Among the launch was an open-source software called Dynamo, which is designed to improve the efficiency and scalability of large language models. Dynamo optimizes GPU resource allocation to accelerate AI processing, reduce costs, increase speed and enhance real-time inference, according to Huang. He added that Dynamo will process computational resources to produce AI tokens — the building blocks of AI content and enterprise solutions.

Although Huang didn’t mention too many examples on the Nvidia GTC 2025 stage, partners mentioned in a blog post about Dynamo include AWS, Google Cloud, Microsoft Azure, Meta, and Perplexity AI.

Monks showcases Nvidia tech

Nvidia isn’t a typical advertising-focused tech giant, but major brands and marketing agencies increasingly partner with it to power their own capabilities. One example is Monks, which announced a new 50-person team called the Monks Agentic Advisory that operates as a “nimble advancement and consulting team.” Monks is also certifying 150 engineers to build and deploy custom generative AI models for clients.

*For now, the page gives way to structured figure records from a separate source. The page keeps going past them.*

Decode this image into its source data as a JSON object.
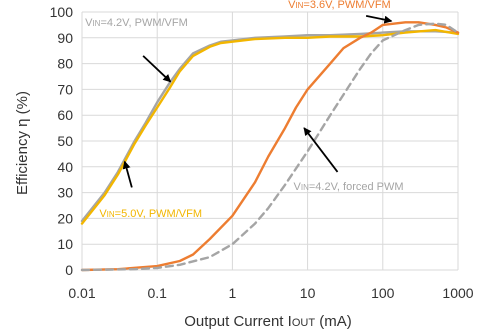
{
  "chart_data": {
    "type": "line",
    "title": "",
    "xlabel": "Output Current I",
    "xlabel_sub": "OUT",
    "xlabel_unit": " (mA)",
    "ylabel": "Efficiency η (%)",
    "xscale": "log",
    "xlim": [
      0.01,
      1000
    ],
    "ylim": [
      0,
      100
    ],
    "xticks": [
      0.01,
      0.1,
      1,
      10,
      100,
      1000
    ],
    "xtick_labels": [
      "0.01",
      "0.1",
      "1",
      "10",
      "100",
      "1000"
    ],
    "yticks": [
      0,
      10,
      20,
      30,
      40,
      50,
      60,
      70,
      80,
      90,
      100
    ],
    "ytick_labels": [
      "0",
      "10",
      "20",
      "30",
      "40",
      "50",
      "60",
      "70",
      "80",
      "90",
      "100"
    ],
    "grid": true,
    "series": [
      {
        "key": "vin42_pwmvfm",
        "color": "#a5a5a5",
        "dash": false,
        "points": [
          [
            0.01,
            19
          ],
          [
            0.02,
            30
          ],
          [
            0.03,
            38
          ],
          [
            0.05,
            50
          ],
          [
            0.07,
            57
          ],
          [
            0.1,
            65
          ],
          [
            0.15,
            73
          ],
          [
            0.2,
            78
          ],
          [
            0.3,
            84
          ],
          [
            0.5,
            87
          ],
          [
            0.7,
            88.5
          ],
          [
            1,
            89
          ],
          [
            2,
            90
          ],
          [
            5,
            90.5
          ],
          [
            10,
            91
          ],
          [
            20,
            91
          ],
          [
            50,
            91.5
          ],
          [
            100,
            92
          ],
          [
            200,
            92.5
          ],
          [
            500,
            92.5
          ],
          [
            1000,
            92
          ]
        ]
      },
      {
        "key": "vin50_pwmvfm",
        "color": "#f2b600",
        "dash": false,
        "points": [
          [
            0.01,
            18
          ],
          [
            0.02,
            29
          ],
          [
            0.03,
            37
          ],
          [
            0.05,
            49
          ],
          [
            0.07,
            56
          ],
          [
            0.1,
            63
          ],
          [
            0.15,
            71
          ],
          [
            0.2,
            77
          ],
          [
            0.3,
            83
          ],
          [
            0.5,
            86.5
          ],
          [
            0.7,
            88
          ],
          [
            1,
            88.5
          ],
          [
            2,
            89.5
          ],
          [
            5,
            90
          ],
          [
            10,
            90
          ],
          [
            20,
            90.5
          ],
          [
            50,
            90.5
          ],
          [
            100,
            91
          ],
          [
            200,
            92
          ],
          [
            500,
            93
          ],
          [
            1000,
            91.5
          ]
        ]
      },
      {
        "key": "vin36_pwmvfm",
        "color": "#ed7d31",
        "dash": false,
        "points": [
          [
            0.01,
            0
          ],
          [
            0.03,
            0.3
          ],
          [
            0.1,
            1.5
          ],
          [
            0.2,
            3.5
          ],
          [
            0.3,
            6
          ],
          [
            0.5,
            12
          ],
          [
            1,
            21
          ],
          [
            2,
            34
          ],
          [
            3,
            44
          ],
          [
            5,
            55
          ],
          [
            7,
            63
          ],
          [
            10,
            70
          ],
          [
            20,
            80
          ],
          [
            30,
            86
          ],
          [
            50,
            90
          ],
          [
            70,
            92
          ],
          [
            100,
            95
          ],
          [
            200,
            96
          ],
          [
            300,
            96
          ],
          [
            500,
            95
          ],
          [
            700,
            94
          ],
          [
            1000,
            92
          ]
        ]
      },
      {
        "key": "vin42_forced",
        "color": "#a5a5a5",
        "dash": true,
        "points": [
          [
            0.01,
            0
          ],
          [
            0.05,
            0.3
          ],
          [
            0.1,
            0.8
          ],
          [
            0.2,
            2
          ],
          [
            0.5,
            5
          ],
          [
            1,
            10
          ],
          [
            2,
            18
          ],
          [
            3,
            24
          ],
          [
            5,
            33
          ],
          [
            10,
            46
          ],
          [
            20,
            60
          ],
          [
            30,
            68
          ],
          [
            50,
            78
          ],
          [
            70,
            84
          ],
          [
            100,
            89
          ],
          [
            200,
            93
          ],
          [
            300,
            95
          ],
          [
            500,
            95.5
          ],
          [
            700,
            95
          ],
          [
            1000,
            92
          ]
        ]
      }
    ],
    "annotations": [
      {
        "key": "vin42_pwmvfm",
        "label": "V",
        "sub": "IN",
        "rest": "=4.2V, PWM/VFM",
        "color": "#a5a5a5",
        "tx": 0.011,
        "ty": 94.5,
        "ax0": 0.065,
        "ay0": 83,
        "ax1": 0.15,
        "ay1": 73
      },
      {
        "key": "vin36_pwmvfm",
        "label": "V",
        "sub": "IN",
        "rest": "=3.6V, PWM/VFM",
        "color": "#ed7d31",
        "tx": 5.5,
        "ty": 101.5,
        "ax0": 60,
        "ay0": 98.5,
        "ax1": 130,
        "ay1": 96.5
      },
      {
        "key": "vin50_pwmvfm",
        "label": "V",
        "sub": "IN",
        "rest": "=5.0V, PWM/VFM",
        "color": "#f2b600",
        "tx": 0.017,
        "ty": 20.5,
        "ax0": 0.046,
        "ay0": 32,
        "ax1": 0.037,
        "ay1": 42
      },
      {
        "key": "vin42_forced",
        "label": "V",
        "sub": "IN",
        "rest": "=4.2V, forced PWM",
        "color": "#a5a5a5",
        "tx": 6.5,
        "ty": 31,
        "ax0": 25,
        "ay0": 38,
        "ax1": 9,
        "ay1": 55
      }
    ]
  }
}
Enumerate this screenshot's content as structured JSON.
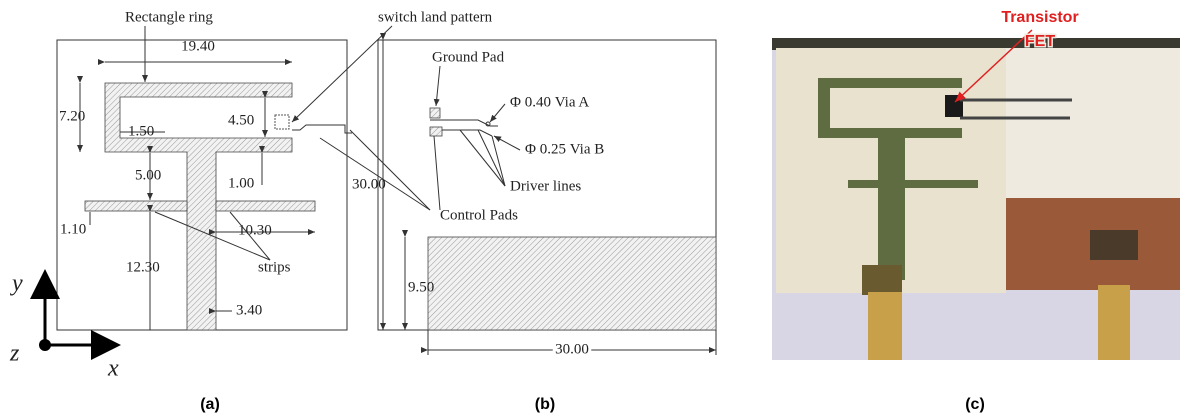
{
  "panel_a": {
    "labels": {
      "rectangle_ring": "Rectangle ring",
      "width_ring": "19.40",
      "height_ring": "7.20",
      "ring_thickness": "1.50",
      "inner_height": "4.50",
      "stem_gap": "5.00",
      "gap_small": "1.00",
      "strip_width": "1.10",
      "strip_length": "10.30",
      "strips": "strips",
      "stem_length": "12.30",
      "stem_width": "3.40"
    },
    "axes": {
      "y": "y",
      "z": "z",
      "x": "x"
    },
    "caption": "(a)"
  },
  "switch_label": "switch land pattern",
  "panel_b": {
    "labels": {
      "ground_pad": "Ground Pad",
      "via_a": "Φ 0.40 Via A",
      "via_b": "Φ 0.25 Via B",
      "driver_lines": "Driver lines",
      "height": "30.00",
      "control_pads": "Control Pads",
      "ground_height": "9.50",
      "width": "30.00"
    },
    "caption": "(b)"
  },
  "panel_c": {
    "annotation": {
      "line1": "Transistor",
      "line2": "FET"
    },
    "caption": "(c)"
  }
}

To showcase how it uses Nvidia tech, Monks also unveiled a new AI-generated video for Puma that uses agentic AI to create hyper-realistic content using Monks workflows and generative video tools from AI-startup Runway.

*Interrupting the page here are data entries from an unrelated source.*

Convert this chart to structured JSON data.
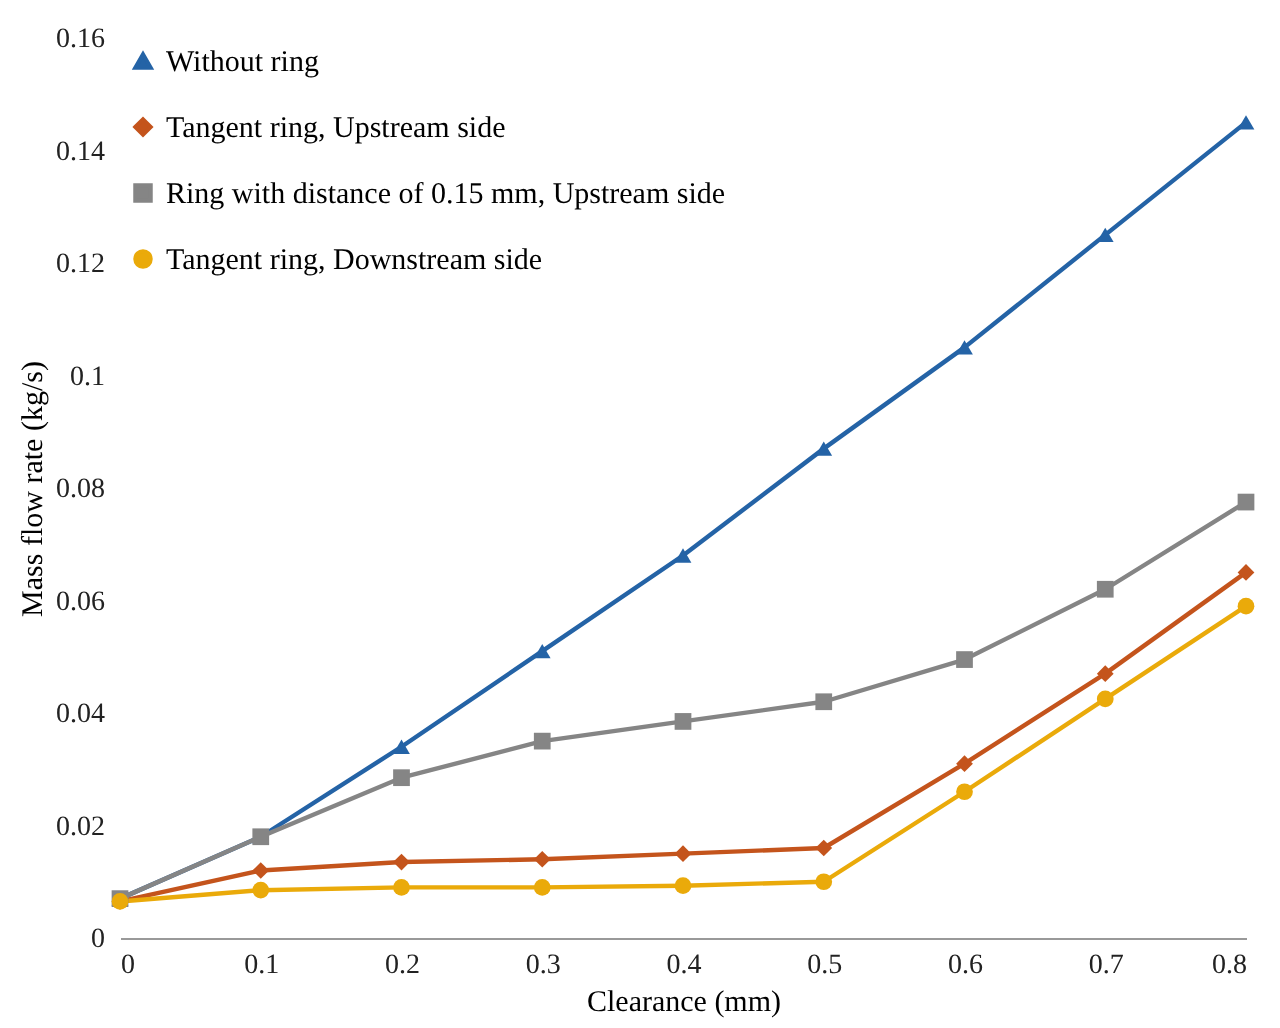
{
  "chart_data": {
    "type": "line",
    "xlabel": "Clearance (mm)",
    "ylabel": "Mass flow rate (kg/s)",
    "x": [
      0,
      0.1,
      0.2,
      0.3,
      0.4,
      0.5,
      0.6,
      0.7,
      0.8
    ],
    "xlim": [
      0,
      0.8
    ],
    "xticks": [
      0,
      0.1,
      0.2,
      0.3,
      0.4,
      0.5,
      0.6,
      0.7,
      0.8
    ],
    "ylim": [
      0,
      0.16
    ],
    "yticks": [
      0,
      0.02,
      0.04,
      0.06,
      0.08,
      0.1,
      0.12,
      0.14,
      0.16
    ],
    "grid": false,
    "legend": "top left",
    "line_style": "solid",
    "series": [
      {
        "name": "Without ring",
        "color": "#2463a6",
        "marker": "triangle",
        "values": [
          0.007,
          0.018,
          0.034,
          0.051,
          0.068,
          0.087,
          0.105,
          0.125,
          0.145
        ]
      },
      {
        "name": "Tangent ring, Upstream side",
        "color": "#c4541c",
        "marker": "diamond",
        "values": [
          0.0065,
          0.012,
          0.0135,
          0.014,
          0.015,
          0.016,
          0.031,
          0.047,
          0.065
        ]
      },
      {
        "name": "Ring with distance of 0.15 mm, Upstream side",
        "color": "#858585",
        "marker": "square",
        "values": [
          0.007,
          0.018,
          0.0285,
          0.035,
          0.0385,
          0.042,
          0.0495,
          0.062,
          0.0775
        ]
      },
      {
        "name": "Tangent ring, Downstream side",
        "color": "#eaaa0a",
        "marker": "circle",
        "values": [
          0.0065,
          0.0085,
          0.009,
          0.009,
          0.0093,
          0.01,
          0.026,
          0.0425,
          0.059
        ]
      }
    ]
  }
}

Monks Chief Innovation Officer Henry Cowling said agencies and clients have to consider how AI will impact how people work, workflows, and broader conversations about how organizations are designed. “I don’t think you can talk seriously about enterprise transformation or specifically marketing operations transformation without that conversation leading to Nvidia,” Cowling said. “At some point, but even if it’s just at the level of the chip stack, eventually you hit Nvidia and they’re obviously working migrating their way sort of up value stack as well.”

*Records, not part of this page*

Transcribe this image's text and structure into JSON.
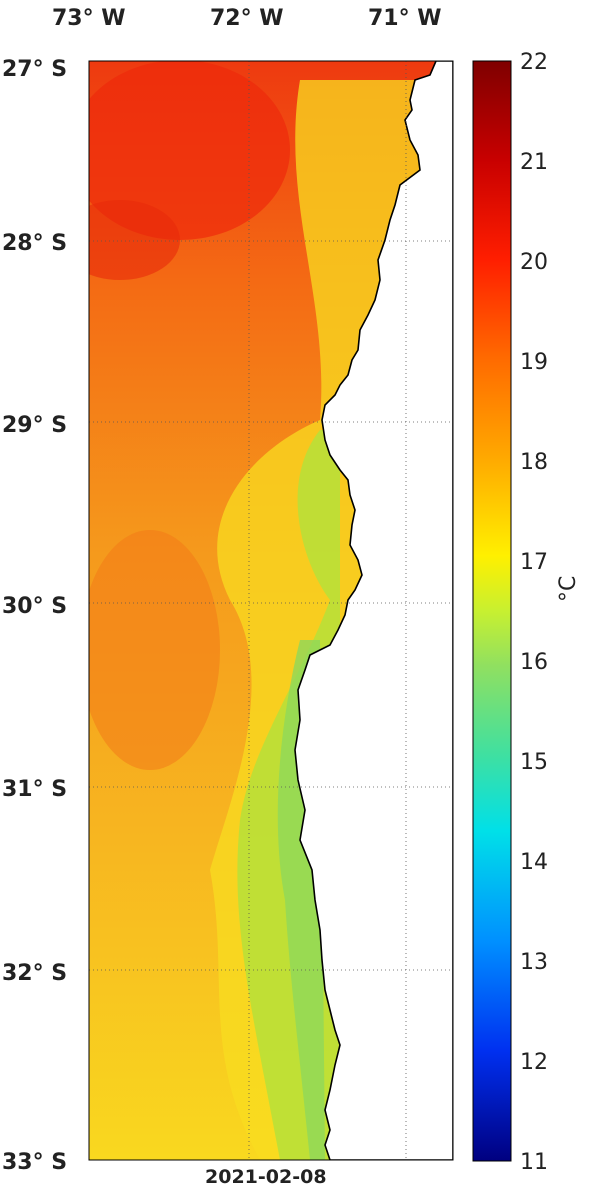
{
  "map": {
    "lon_labels": [
      "73° W",
      "72° W",
      "71° W"
    ],
    "lat_labels": [
      "27° S",
      "28° S",
      "29° S",
      "30° S",
      "31° S",
      "32° S",
      "33° S"
    ],
    "date": "2021-02-08",
    "colorbar": {
      "ticks": [
        "22",
        "21",
        "20",
        "19",
        "18",
        "17",
        "16",
        "15",
        "14",
        "13",
        "12",
        "11"
      ],
      "unit": "°C",
      "range": [
        11,
        22
      ]
    },
    "gridlines": "dotted",
    "land_color": "#ffffff"
  }
}
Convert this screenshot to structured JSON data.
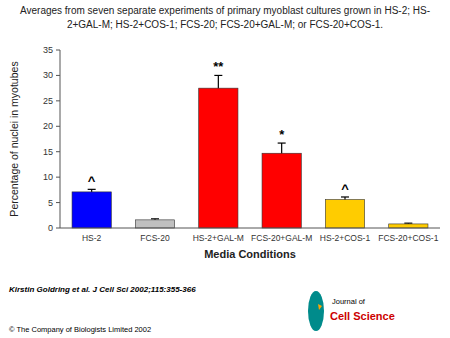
{
  "chart_data": {
    "type": "bar",
    "title": "Averages from seven separate experiments of primary myoblast cultures grown in HS-2; HS-",
    "subtitle": "2+GAL-M; HS-2+COS-1; FCS-20; FCS-20+GAL-M; or FCS-20+COS-1.",
    "xlabel": "Media Conditions",
    "ylabel": "Percentage of nuclei in myotubes",
    "categories": [
      "HS-2",
      "FCS-20",
      "HS-2+GAL-M",
      "FCS-20+GAL-M",
      "HS-2+COS-1",
      "FCS-20+COS-1"
    ],
    "values": [
      7.1,
      1.6,
      27.5,
      14.7,
      5.6,
      0.8
    ],
    "errors": [
      0.5,
      0.2,
      2.5,
      2.0,
      0.5,
      0.15
    ],
    "colors": [
      "#0000ff",
      "#c0c0c0",
      "#ff0000",
      "#ff0000",
      "#ffcc00",
      "#ffcc00"
    ],
    "ylim": [
      0,
      35
    ],
    "yticks": [
      0,
      5,
      10,
      15,
      20,
      25,
      30,
      35
    ],
    "grid": false,
    "annotations": [
      {
        "text": "^",
        "category": "HS-2"
      },
      {
        "text": "**",
        "category": "HS-2+GAL-M"
      },
      {
        "text": "*",
        "category": "FCS-20+GAL-M"
      },
      {
        "text": "^",
        "category": "HS-2+COS-1"
      },
      {
        "text": "Kirstin Goldring et al. J Cell Sci 2002;115:355-366"
      },
      {
        "text": "© The Company of Biologists Limited 2002"
      },
      {
        "text": "Journal of"
      },
      {
        "text": "Cell Science"
      }
    ]
  }
}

More Nvidia GTC 2025 announcements

  • T-Mobile: T-Mobile and Cisco will work to develop AI-native wireless capabilities designed for 6G wireless, with Huang claiming AI could revolutionize communication by mimicking how humans use context and prior knowledge to convey meaning.
  • Oracle: Another partnership will see it work with Oracle to help companies more easily organize and search through large volumes of text, images and videos.
  • Google: Nvidia will be the first to adopt SynthID, a Google DeepMind AI technology that embeds watermarks into AI-generated content to enhance content transparency and trust in generative AI by safeguarding against misinformation and misattribution.
  • Accenture: The consulting firm announced a new AI agent builder that will use the newly released Nvidia Llama Nemoton reasoning models. In a statement about the news, Accenture also said it’s already built 50 industry-specific AI agents for clients like ESPN, HPE and the United Nations.
  • Disney: Nvidia and Google Deepmind previewed a collaboration with Disney to create Star Wars-like droids. To develop the robots, the companies are using numerous new Nvidia innovations including Newton, an open-source new physics engine that simulates robotic movement in real-world settings.